Bournival stuck with it, though. After some additional coaching from Hawke, the 17-year-old was soon pulling down nearly one thousand dollars each week as a spammer, mostly from sales of pheromone cologne and ink-jet refill kits. The money was proof that he had made the right decision to drop out of school. Young relatives and friends still in school had no money or were working minimum-wage jobs, jealous of his new career as an Internet entrepreneur.
On Hawke's suggestion, Bournival plowed some of his spamming profits back into the business. He bought a couple of new computers and had a DSL line installed in his mother's apartment on Montgomery Street in Manchester. The phone company didn't do inside wiring, so Bournival had to snake the wire from the network interface box at the back of the building up the siding and into a window on the second floor. Inside, he used duct tape to secure the wire to the floor so no one would trip on it.

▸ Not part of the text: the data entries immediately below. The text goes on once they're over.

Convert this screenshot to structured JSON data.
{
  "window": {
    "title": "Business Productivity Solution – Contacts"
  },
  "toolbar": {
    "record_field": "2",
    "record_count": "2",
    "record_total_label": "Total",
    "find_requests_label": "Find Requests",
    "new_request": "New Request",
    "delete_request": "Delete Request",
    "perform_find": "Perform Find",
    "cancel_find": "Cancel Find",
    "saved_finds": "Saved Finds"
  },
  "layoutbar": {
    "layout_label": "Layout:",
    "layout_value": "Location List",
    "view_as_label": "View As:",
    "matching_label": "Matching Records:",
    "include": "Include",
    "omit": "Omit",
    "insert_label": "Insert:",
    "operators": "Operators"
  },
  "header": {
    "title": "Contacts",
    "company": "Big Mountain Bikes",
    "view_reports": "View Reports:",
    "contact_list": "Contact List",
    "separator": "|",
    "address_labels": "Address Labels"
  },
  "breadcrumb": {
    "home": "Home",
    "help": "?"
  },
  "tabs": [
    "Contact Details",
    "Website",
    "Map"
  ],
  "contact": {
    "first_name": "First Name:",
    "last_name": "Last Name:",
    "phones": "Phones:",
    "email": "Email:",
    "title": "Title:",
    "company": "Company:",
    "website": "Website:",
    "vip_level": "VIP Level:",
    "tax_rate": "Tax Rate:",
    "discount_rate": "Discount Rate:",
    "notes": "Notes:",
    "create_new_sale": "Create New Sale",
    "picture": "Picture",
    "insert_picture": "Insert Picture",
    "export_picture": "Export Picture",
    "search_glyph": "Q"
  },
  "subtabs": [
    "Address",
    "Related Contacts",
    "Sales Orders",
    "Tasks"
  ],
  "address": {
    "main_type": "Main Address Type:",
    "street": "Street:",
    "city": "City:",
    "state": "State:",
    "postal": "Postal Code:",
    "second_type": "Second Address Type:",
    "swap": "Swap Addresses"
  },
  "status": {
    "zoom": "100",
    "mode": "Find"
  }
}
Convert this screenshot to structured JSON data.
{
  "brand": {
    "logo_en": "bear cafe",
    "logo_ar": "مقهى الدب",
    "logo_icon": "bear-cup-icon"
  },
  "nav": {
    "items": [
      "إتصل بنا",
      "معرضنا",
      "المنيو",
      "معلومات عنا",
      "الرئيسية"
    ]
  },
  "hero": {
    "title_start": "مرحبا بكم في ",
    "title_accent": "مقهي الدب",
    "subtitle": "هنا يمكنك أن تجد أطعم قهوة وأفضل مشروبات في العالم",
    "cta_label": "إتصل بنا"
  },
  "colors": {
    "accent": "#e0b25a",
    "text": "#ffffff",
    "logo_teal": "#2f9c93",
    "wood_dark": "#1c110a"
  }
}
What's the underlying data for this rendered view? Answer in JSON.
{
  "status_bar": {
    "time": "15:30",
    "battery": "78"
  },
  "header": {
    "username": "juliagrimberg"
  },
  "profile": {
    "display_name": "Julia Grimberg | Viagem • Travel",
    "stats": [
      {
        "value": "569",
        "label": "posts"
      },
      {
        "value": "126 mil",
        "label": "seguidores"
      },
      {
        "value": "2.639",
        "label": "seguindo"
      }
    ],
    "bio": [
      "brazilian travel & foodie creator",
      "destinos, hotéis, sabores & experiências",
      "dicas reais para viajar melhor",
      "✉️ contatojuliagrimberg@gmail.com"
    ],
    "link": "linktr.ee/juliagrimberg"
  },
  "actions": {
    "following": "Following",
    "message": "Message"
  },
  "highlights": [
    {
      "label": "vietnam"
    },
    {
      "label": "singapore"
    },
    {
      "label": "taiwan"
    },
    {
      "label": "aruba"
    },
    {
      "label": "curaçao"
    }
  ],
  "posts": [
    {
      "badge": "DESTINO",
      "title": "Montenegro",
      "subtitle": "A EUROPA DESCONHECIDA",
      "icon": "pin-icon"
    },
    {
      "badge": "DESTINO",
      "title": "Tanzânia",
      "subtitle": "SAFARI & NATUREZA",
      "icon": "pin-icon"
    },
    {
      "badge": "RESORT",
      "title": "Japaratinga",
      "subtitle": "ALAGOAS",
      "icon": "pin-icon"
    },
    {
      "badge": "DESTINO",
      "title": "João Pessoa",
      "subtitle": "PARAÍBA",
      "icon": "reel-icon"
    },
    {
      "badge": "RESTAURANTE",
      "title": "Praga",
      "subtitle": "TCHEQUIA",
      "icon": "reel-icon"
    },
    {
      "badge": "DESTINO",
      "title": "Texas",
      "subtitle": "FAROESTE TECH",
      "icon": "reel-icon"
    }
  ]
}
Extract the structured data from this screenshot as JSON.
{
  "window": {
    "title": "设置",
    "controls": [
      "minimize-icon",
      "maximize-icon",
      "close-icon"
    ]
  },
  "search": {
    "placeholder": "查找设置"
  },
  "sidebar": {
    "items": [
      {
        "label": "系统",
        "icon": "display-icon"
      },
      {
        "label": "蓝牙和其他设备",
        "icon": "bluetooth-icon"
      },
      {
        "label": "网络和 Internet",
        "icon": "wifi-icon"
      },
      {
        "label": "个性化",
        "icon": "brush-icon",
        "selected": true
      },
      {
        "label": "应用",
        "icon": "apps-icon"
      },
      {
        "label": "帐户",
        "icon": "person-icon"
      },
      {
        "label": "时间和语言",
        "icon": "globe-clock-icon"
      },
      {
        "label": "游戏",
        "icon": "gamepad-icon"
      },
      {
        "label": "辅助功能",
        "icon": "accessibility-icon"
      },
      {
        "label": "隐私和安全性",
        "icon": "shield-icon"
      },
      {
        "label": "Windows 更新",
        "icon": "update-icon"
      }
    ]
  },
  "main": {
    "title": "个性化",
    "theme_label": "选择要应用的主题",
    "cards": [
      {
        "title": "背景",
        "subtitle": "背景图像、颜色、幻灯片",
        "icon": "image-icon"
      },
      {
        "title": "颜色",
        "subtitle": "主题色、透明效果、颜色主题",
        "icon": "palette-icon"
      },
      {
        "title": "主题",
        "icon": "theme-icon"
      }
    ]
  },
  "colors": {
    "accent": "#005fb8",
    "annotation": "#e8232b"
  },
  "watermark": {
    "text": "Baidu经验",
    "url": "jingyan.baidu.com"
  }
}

But that didn't stop the pit bull owned by his mother's boyfriend from chewing through the wire one day and temporarily downing his Internet connection.
Bournival's web sites were held together with the digital equivalent of duct tape and were prone to similar problems. In March of 2002, anti-spammers discovered that his pheromone-labs.com site, which he shared with Hawke, was insecure and allowed anyone to browse the customer order data, including credit card numbers. Someone posted a note to Nanae about the discovery and published the domain registration record for the site, which included Bournival's name, address, email, and home phone number. It was just six months into his spamming career, and Bournival had already been outed on Nanae.